In the novel, The Murders in the Rue Morgue, the narrator begins with a discussion of the analytic mind and describes how the analyst was pushed absurdly by both intuition and the ethical prejudice to unravel what confuses his peers. He then goes on to describe how he met C. Augustine Dupin as they were both looking for the same book in a library and later decided to live together and share the expenses. He introduces the readers to Dupin’s dazzling analytical powers in working backward and connecting minor details to come up with a sound conclusion. He then informs the audience of the case at hand; that of the horrible murder in the Rue Morgue and cites an excerpt from the newspaper that gives the details of the murder. The paper also gives additional information, especially statements from the witnesses and the readers get to know of these through the narrator. As in The Purloined Letter, the narrator’s inquisitiveness once again leads us into discovering Dupin’s detective skills as he goes through the evidence collected in the building.

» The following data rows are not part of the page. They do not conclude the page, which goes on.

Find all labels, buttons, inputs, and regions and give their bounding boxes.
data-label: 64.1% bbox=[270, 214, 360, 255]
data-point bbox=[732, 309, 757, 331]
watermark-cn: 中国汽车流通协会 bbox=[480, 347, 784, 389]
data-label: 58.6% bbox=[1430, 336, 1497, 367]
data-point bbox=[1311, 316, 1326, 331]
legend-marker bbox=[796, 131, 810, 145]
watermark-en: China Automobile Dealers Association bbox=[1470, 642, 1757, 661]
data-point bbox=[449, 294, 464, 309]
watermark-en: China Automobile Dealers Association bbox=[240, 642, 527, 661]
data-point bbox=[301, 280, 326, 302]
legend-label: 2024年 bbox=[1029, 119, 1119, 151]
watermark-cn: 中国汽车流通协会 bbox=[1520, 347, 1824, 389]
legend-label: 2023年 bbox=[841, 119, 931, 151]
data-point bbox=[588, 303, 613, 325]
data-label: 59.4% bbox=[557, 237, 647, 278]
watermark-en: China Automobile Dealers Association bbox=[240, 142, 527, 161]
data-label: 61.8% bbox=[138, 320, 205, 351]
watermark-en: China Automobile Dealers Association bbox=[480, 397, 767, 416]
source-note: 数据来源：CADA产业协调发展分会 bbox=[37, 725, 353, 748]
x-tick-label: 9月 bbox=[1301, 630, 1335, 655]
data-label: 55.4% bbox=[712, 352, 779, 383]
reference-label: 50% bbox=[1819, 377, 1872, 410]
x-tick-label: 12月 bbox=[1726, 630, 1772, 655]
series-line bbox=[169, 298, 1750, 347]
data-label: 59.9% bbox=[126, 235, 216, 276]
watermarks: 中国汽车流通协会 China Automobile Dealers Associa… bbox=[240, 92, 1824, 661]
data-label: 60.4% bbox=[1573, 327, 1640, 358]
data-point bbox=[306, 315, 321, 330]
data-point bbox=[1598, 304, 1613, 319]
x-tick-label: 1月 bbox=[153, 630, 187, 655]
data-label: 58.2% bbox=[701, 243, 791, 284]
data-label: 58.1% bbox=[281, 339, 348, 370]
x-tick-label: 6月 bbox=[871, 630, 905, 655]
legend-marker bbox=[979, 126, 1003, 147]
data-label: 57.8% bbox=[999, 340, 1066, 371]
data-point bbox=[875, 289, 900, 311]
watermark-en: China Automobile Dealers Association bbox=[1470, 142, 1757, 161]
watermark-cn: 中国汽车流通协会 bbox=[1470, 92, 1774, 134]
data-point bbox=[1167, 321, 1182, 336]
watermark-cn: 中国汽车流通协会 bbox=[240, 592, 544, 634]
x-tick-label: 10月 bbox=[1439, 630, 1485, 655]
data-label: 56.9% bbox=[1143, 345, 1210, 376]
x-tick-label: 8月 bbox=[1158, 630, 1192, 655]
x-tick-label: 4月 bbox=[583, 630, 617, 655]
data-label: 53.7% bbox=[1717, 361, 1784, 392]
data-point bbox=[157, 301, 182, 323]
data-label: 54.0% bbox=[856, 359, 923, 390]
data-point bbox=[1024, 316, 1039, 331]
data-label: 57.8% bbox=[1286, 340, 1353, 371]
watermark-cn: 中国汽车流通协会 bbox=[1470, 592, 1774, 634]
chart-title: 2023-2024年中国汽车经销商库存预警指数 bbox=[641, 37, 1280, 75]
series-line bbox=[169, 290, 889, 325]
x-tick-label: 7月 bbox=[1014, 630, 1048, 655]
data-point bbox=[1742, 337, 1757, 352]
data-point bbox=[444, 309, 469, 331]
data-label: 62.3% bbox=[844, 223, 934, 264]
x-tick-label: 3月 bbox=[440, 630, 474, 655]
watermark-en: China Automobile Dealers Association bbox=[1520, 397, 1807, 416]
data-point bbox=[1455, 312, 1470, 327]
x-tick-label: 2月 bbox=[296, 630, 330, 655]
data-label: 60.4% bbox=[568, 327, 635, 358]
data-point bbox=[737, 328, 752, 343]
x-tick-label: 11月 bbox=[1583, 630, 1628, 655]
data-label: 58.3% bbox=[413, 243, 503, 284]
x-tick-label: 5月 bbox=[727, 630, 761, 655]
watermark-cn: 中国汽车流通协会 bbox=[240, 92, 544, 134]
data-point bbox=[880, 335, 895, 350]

Dupin also scrutinizes the statements given by the witnesses to come up with a very accurate conclusion.

The narrator openly comments on the characters and their actions as he is in a position of seeing all the events. First-person narration makes it possible for Poe to be a character in his novels and convey his internal thoughts to the readers. It also allows him to develop the various characters involved in the story besides sharing his opinions, biases, and values and accurately telling the story from his point of view.

Poe decides not to use Dupin as the narrator to portray him as a hero in solving the crimes. Besides, his explanations of the analyses seem to astonish the narrator, thence the audience. He also allows himself to be outsmarted by the detective thereby signifying that Dupin’s thinking is ahead of the police and the reader.


The technique of exposition has been used by Poe to expose various facts to the readers. For instance, in the novel, The Purloined Letter, the plot is developed through the direct questions directed to Dupin and the prefect by the narrator. The narrator achieves this by reminding the two of any mistakes they have committed in their answers in addition to allowing them to elaborate their answers.

The expository style continues in the final stages of the story as Dupin explains his method of analysis to the narrator. He gives the details of how the Prefect and his men were very thorough in their investigations and had done all they knew but not everything they could do.

In The Murders in the Rue Morgue, the reader can identify the background of the story, the setting (Paris), characters, and the mysterious murder to be solved. This is the preliminary exposition and characterizes the main personality of the story; C. Augustine Dupin and especially his mental features. While the nature of the murder is still a mystery in the early sections of the story, Poe gives more details by providing the reader with newspaper excerpts and numerous witness accounts. Once again, Dupin explains his analytical methods that finally lead to the capture of the sailor who owned the Ourang-Outang.


Poe manages to develop the theme of the two novels discussed using different styles; most notably detective fiction in which he uses an identical character in finding solutions to the two crimes. Other styles used include symbolism and horror fiction.